When I first saw the trailer for the latest Batman outing, the line "you’re all gonna wonder how you could live so large and leave so little for the rest of us” jumped out at me: 'allo 'allo 'allo, I said, in my best Hollywood British Accent, what's all this then? Is the franchise taking on the Occupy Movement? Is it with it? Against it?  Or actually nothing to do with it at all?

Having seen the film, I'm not much the wiser. As this great Daily Beast article notes, the message isn't really that simple.

(Spoilers. Obviously.)

The big villains - Bane and the angry mob he wields - can be seen as a logical end point of popular dissatisfaction with the status quo. By freeing prisoners and arming the homeless Bane taps into the most disenfranchised populations of Gotham; the police - noble stalwarts against the forces of darkness - are driven literally underground and attacked if they're seen in uniform.

Is this what the 1% - or those opposed to popular movements generally - expect from an uprising? Giving guns to the most nefarious-looking dudes in town, stomping round with some ill-defined speechifying about giving the city back to The People, and then threatening to blow it up?

(An aside: The Mob would never blow up the city. The 1% would: for them, one city's much the same as the next, just a different place to be rich in; the main drags of London, Paris, New York, Shanghai, are pretty much the same, smears of local colour notwithstanding. It's the outskirts, the back streets, the nooks and crannies where the 1% never go, that form a city's true character. If someone had a gun to my head and made me choose between Oxford Street and Seven Sisters Road getting blown up, I would not deliberate for long.)

Bane's mob is oddly positioned as both a popular uprising - and as antithetical to the true will, and good, of The People. (Which it is: my revolution will not feature wanton violence or the threat of nuclear holocaust.) It's the nightmare scenario, the worst aspects of the downtrodden en masse, whipped up by an unhinged demagogue with some boring back-story axe to grind. More specifically it's the nightmare of the 1%: that a few unsavoury characters will blind the innately good, humble, simple peasants to the safety and justice of the ancien regime, and incite them to go French/Russian/Haitian/Kafkatian Revolution Apeshit.
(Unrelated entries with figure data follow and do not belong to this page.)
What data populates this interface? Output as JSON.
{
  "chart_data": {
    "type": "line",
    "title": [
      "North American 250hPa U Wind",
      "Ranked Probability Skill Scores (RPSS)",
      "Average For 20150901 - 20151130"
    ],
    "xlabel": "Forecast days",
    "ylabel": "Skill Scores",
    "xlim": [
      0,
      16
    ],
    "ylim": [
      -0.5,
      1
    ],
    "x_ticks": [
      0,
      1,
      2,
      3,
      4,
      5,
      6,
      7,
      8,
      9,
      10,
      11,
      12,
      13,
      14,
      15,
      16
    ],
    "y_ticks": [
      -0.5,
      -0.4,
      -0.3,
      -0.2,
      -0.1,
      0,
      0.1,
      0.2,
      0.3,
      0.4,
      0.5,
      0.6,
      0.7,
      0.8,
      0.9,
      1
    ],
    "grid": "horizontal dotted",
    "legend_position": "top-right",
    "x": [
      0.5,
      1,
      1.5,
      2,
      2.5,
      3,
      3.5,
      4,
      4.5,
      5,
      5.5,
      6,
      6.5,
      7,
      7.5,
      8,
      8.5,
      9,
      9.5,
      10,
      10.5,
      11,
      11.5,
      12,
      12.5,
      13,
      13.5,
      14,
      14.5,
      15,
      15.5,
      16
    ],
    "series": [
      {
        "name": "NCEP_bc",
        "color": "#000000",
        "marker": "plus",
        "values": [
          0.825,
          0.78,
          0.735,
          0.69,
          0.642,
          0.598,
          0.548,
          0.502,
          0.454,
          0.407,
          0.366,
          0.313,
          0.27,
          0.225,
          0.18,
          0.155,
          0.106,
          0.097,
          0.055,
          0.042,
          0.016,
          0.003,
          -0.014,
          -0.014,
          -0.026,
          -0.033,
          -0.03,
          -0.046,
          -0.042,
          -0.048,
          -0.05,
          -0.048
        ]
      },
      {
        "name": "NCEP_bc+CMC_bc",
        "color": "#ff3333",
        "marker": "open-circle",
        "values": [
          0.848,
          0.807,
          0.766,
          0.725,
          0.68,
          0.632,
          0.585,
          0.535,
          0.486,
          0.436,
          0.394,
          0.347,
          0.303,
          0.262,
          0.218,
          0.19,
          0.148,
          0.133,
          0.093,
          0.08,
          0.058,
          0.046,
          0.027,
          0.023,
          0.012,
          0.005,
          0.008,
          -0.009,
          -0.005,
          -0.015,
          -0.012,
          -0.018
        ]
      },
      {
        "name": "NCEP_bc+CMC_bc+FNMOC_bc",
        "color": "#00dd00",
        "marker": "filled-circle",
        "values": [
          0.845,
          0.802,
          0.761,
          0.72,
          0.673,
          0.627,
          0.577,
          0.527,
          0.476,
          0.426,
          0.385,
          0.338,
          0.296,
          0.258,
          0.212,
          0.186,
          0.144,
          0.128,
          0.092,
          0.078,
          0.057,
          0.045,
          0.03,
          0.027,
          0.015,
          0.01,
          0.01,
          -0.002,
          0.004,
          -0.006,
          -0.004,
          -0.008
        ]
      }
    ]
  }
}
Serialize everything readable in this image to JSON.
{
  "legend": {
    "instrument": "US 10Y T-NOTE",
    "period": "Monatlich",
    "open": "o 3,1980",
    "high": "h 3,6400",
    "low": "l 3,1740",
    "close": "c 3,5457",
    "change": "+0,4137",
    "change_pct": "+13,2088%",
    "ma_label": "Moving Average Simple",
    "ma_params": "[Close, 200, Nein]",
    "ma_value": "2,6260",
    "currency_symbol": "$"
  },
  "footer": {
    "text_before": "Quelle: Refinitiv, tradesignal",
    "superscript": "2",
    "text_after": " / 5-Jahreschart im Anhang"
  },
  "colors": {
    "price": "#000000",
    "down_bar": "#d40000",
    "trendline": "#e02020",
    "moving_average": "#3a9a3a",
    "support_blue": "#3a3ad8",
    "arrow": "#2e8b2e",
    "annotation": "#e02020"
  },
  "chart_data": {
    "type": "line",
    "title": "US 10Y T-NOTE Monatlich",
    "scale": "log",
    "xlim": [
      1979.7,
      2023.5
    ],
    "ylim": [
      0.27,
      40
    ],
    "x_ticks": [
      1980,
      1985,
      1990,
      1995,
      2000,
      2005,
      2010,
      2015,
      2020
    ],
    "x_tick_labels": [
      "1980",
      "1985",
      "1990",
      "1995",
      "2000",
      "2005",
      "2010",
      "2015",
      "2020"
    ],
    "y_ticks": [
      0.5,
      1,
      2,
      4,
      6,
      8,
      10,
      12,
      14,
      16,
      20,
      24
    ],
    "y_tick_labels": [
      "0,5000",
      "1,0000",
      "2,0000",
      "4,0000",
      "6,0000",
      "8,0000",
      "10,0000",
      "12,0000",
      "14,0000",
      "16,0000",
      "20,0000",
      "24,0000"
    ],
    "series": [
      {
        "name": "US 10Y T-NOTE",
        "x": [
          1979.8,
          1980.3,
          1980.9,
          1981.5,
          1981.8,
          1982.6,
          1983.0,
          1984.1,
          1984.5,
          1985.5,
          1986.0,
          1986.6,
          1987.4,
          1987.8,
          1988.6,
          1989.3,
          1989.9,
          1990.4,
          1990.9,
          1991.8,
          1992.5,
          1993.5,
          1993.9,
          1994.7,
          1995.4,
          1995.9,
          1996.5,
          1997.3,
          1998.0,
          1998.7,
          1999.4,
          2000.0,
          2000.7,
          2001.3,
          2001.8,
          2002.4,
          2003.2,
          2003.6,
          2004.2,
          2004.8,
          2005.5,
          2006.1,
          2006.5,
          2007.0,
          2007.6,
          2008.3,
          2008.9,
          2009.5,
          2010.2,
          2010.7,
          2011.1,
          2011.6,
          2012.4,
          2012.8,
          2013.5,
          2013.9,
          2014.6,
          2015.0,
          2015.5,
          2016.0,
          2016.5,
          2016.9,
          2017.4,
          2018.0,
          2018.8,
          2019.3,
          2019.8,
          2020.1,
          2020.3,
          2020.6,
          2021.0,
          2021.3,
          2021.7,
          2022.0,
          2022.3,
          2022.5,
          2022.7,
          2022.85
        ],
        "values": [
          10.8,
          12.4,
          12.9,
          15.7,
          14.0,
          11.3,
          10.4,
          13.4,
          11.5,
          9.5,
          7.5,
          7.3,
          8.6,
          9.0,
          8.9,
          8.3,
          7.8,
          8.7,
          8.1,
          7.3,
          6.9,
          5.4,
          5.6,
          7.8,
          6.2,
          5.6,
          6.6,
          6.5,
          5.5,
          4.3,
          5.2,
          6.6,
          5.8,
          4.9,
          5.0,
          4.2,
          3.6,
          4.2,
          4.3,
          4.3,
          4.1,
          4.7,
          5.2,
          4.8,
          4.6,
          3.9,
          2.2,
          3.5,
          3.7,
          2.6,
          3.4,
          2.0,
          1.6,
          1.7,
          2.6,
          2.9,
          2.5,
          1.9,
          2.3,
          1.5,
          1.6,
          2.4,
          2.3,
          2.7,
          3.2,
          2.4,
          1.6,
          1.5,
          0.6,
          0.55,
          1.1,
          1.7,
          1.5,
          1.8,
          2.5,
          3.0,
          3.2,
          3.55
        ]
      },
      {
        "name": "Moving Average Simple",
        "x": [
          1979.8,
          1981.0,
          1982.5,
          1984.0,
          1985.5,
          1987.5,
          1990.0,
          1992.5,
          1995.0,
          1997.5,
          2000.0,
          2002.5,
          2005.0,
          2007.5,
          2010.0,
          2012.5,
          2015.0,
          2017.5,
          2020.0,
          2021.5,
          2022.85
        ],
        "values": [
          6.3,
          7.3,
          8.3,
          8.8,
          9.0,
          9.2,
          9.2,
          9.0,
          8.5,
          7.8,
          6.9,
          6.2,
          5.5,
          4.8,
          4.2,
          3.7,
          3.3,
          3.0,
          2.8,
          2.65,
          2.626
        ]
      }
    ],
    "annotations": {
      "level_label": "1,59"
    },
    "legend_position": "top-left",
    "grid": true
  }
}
I was reminded of Agatha Christie's much-maligned thrillers more than anything: in each of them, unionists,  Bolsheviks, and the Labour Party are being used as puppets by sinister forces behind the scenes. Because people can't possibly have come to the idea that (a) they are oppressed and (b) this is bad and (c) maybe they can do something about it, all on their own - and good heavens, they surely couldn't organise themselves. They're only proles, after all. No, someone else must be pulling the strings, and their purposes must be deeply sinister.

Because while a face-mutilated pig man with the voice of Sean Connery makes for a good villain, the idea of oppressed people organising themselves to do something about it is truly scary.